VII. Altın Baklava Film Festivalinin ikinci gününde Bilkent Üniversitesi İletişim ve Tasarım Bölümü Başkanı Dr. Andreas Treske “Bilkent Senfoni Orkestrası ile Çoklu Çekim” konulu söyleşi atölyesi ile HKÜ Cine Amfi’de öğrencilerle buluştu.

 

Bilkent Üniversitesi İletişim Tasarımı bölümü öğrencileriyle her yıl düzenli olarak gerçekleştirilen klasik müzik konserlerinin kayıt sürecindeki tecrübelerini HKÜ öğrencilerine aktaran Treske, etkinlik sonrasında öğrenciler ile fikir alışverişinde bulundu.

 

VII. Altın Baklava Film Festivalinin konuğu Prof. Dr.

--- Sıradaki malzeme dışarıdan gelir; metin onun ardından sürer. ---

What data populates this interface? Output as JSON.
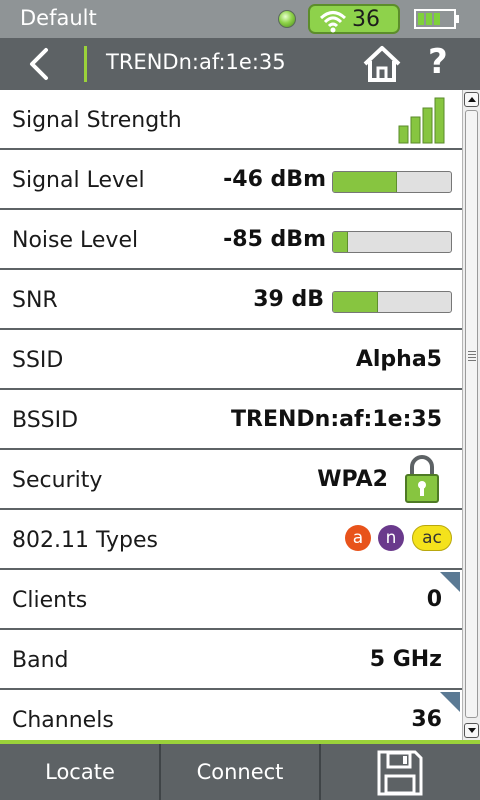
{
  "status_bar": {
    "profile_name": "Default",
    "wifi_channel": "36"
  },
  "nav": {
    "title": "TRENDn:af:1e:35",
    "help_label": "?"
  },
  "rows": {
    "signal_strength": {
      "label": "Signal Strength",
      "bars_lit": 4,
      "bars_total": 4
    },
    "signal_level": {
      "label": "Signal Level",
      "value": "-46 dBm",
      "bar_fraction": 0.54
    },
    "noise_level": {
      "label": "Noise Level",
      "value": "-85 dBm",
      "bar_fraction": 0.13
    },
    "snr": {
      "label": "SNR",
      "value": "39 dB",
      "bar_fraction": 0.38
    },
    "ssid": {
      "label": "SSID",
      "value": "Alpha5"
    },
    "bssid": {
      "label": "BSSID",
      "value": "TRENDn:af:1e:35"
    },
    "security": {
      "label": "Security",
      "value": "WPA2"
    },
    "types": {
      "label": "802.11 Types",
      "badges": [
        "a",
        "n",
        "ac"
      ]
    },
    "clients": {
      "label": "Clients",
      "value": "0"
    },
    "band": {
      "label": "Band",
      "value": "5 GHz"
    },
    "channels": {
      "label": "Channels",
      "value": "36"
    }
  },
  "toolbar": {
    "locate_label": "Locate",
    "connect_label": "Connect"
  },
  "colors": {
    "accent_green": "#9bd23a",
    "bar_green": "#87c540",
    "header_gray": "#5d6265",
    "status_gray": "#8f9496",
    "badge_a": "#e8531b",
    "badge_n": "#6a3a8c",
    "badge_ac": "#f4e21c"
  }
}
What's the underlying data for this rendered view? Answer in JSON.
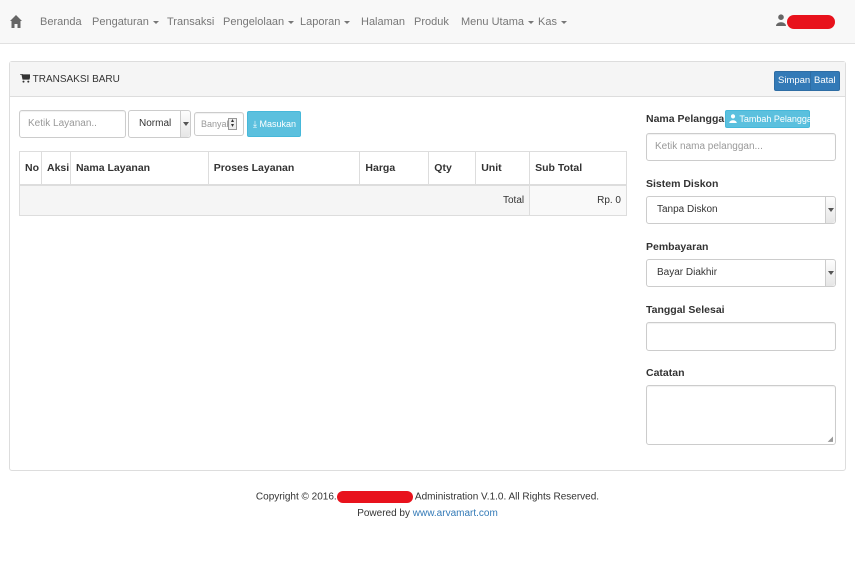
{
  "navbar": {
    "home_icon": "home-icon",
    "items": [
      {
        "label": "Beranda",
        "dropdown": false
      },
      {
        "label": "Pengaturan",
        "dropdown": true
      },
      {
        "label": "Transaksi",
        "dropdown": false
      },
      {
        "label": "Pengelolaan",
        "dropdown": true
      },
      {
        "label": "Laporan",
        "dropdown": true
      },
      {
        "label": "Halaman",
        "dropdown": false
      },
      {
        "label": "Produk",
        "dropdown": false
      },
      {
        "label": "Menu Utama",
        "dropdown": true
      },
      {
        "label": "Kas",
        "dropdown": true
      }
    ],
    "user_icon": "user-icon"
  },
  "panel": {
    "title": "TRANSAKSI BARU",
    "title_icon": "cart-icon",
    "save_label": "Simpan",
    "cancel_label": "Batal"
  },
  "service_form": {
    "service_placeholder": "Ketik Layanan..",
    "type_value": "Normal",
    "qty_placeholder": "Banyak",
    "add_label": "Masukan"
  },
  "table": {
    "headers": [
      "No",
      "Aksi",
      "Nama Layanan",
      "Proses Layanan",
      "Harga",
      "Qty",
      "Unit",
      "Sub Total"
    ],
    "total_label": "Total",
    "total_value": "Rp. 0"
  },
  "customer": {
    "label": "Nama Pelanggan |",
    "add_label": "Tambah Pelanggan",
    "placeholder": "Ketik nama pelanggan..."
  },
  "discount": {
    "label": "Sistem Diskon",
    "value": "Tanpa Diskon"
  },
  "payment": {
    "label": "Pembayaran",
    "value": "Bayar Diakhir"
  },
  "finish_date": {
    "label": "Tanggal Selesai",
    "value": ""
  },
  "notes": {
    "label": "Catatan",
    "value": ""
  },
  "footer": {
    "copyright_prefix": "Copyright © 2016.",
    "copyright_suffix": "Administration V.1.0. All Rights Reserved.",
    "powered_prefix": "Powered by",
    "powered_link": "www.arvamart.com"
  },
  "colors": {
    "primary": "#337ab7",
    "info": "#5bc0de",
    "redaction": "#e8121c"
  }
}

Selçuk Hünerli’nin “Nerde Hareket Orada Animasyon” konulu söyleşisi yoğun katılım ile HKÜ Cine Amfi’de gerçekleştirildi. Hünerli, canlandırma ve animasyon arasındaki temel farklardan ve yerli yapım animasyonlardan bahsetti.

Altın Baklava Film Akademisi VII. Uluslararası Öğrenci Film Festivalin’de Oyuncu, senarist ve Yönetmen Uğur Yücel, öğrencilerle HKÜ Kongre ve Kültür Merkezinde bir araya geldi. Samimi bir ortamda sohbet havasında gerçekleşen etkinlikte Uğur Yücel, kendisiyle ilgili
bilinmeyenleri öğrencilerle paylaştı.

 

“Zekâ çok değerli bir şey”

Uğur Yücel, zekânın çok değerli ve önemli olduğunu belirterek, nasıl keşfedildiğini ilk kez anlattı.

Kendisinin oyunculuk yeteneğini 3 yaşındayken ilk olarak babası ve dayısının keşfettiğini anlatan Yücel, anısını şöyle paylaştı:

“Ben daha 3 yaşındayken evimize gelen kişilerin taklitlerini yapıyormuşum. Ve beni doktora götürüyorlar, doktor ‘Zeki bir çocuk ondan şaşkın bakıyor biraz’ demiş. Bir taklit yaptım bir gün peltek peltek, babam ‘Deha bu çocuk.’ dedi. Necdet abinin taklidini çok güzel yapıyordum, babam elime bir pipo verip ‘Hadi Necdet abinin taklidini yap.’ dedi. O keşfetti beni.

Konservatuvar sınavımda bir tek veli vardı o da babamdı. Yıldız Kenter sahneye çıktı, ‘Uğur Yücel kabul.’ dedi, babam el kaldırdı. Ama Muhsin Bey’i bile izleyemeden beyin kanamasından öldü ama her akşam masamda vardır.”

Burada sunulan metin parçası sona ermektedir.